Help with proving a fact about injective modules

Question

Let $R$ be a ring with identity. I am trying to show that an $R$-module $A$ is injective if and and only if for every left ideal $L$ of $R$ and every $R$-module homomorphism $g: L \rightarrow A$, there exists an $a \in A$ such that $g(r) = ra$ for all $r \in L$.

I can show that $A$ is injective given that $g(r) = ra$ for all $r \in L$ by extending $g$ to an $R$-module homomorphism $h: R \rightarrow A$, but I am having trouble showing the other direction.

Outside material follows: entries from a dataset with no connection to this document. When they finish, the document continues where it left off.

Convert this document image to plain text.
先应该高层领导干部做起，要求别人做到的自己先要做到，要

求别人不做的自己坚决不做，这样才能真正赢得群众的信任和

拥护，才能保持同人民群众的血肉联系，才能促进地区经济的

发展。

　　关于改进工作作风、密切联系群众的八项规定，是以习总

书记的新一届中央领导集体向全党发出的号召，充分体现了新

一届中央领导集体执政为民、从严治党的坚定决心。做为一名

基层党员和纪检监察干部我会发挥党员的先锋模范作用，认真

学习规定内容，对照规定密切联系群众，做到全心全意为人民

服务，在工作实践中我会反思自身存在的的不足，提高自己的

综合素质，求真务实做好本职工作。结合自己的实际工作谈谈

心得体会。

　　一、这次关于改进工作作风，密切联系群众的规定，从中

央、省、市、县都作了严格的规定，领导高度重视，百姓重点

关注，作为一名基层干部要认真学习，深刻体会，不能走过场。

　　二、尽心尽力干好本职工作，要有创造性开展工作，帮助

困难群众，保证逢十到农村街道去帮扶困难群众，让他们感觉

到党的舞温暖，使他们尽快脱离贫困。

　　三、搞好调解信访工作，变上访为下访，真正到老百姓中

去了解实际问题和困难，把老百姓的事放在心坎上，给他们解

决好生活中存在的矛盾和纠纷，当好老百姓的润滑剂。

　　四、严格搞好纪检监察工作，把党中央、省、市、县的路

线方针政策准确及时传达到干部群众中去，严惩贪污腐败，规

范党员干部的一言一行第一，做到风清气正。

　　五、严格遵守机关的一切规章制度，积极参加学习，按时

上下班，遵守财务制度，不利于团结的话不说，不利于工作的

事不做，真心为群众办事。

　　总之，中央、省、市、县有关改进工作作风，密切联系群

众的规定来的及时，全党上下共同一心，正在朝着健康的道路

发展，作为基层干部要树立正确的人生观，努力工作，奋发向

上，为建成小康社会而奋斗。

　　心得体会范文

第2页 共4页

Any hints as to why there exists an $a \in A$ such that $g(r) = ra$ for all $r \in L$ given that $A$ is injective?

Answer 1

Let $\tilde g\colon R\longrightarrow A$ be an extension of $ g\colon L\longrightarrow A$ to $R$ and let $r\in L$. We have $$g(r)=\tilde g(r) = \tilde g(r\cdot 1)=r\tilde g(1),$$ so just set $a=\tilde g(1)$.

Answer 2

Say $L \overset\iota\hookrightarrow R$ is the natural inclusion. Injectivity of $A$ implies for any $g: L \to A$ there is a $G: R \to A$ such that $G\circ \iota = g$. Take $a = G(1_R)$; then for any $r \in L$, we have that $g(r) = (G\circ \iota)(r) = G(r) = rG(1_R) = ra$.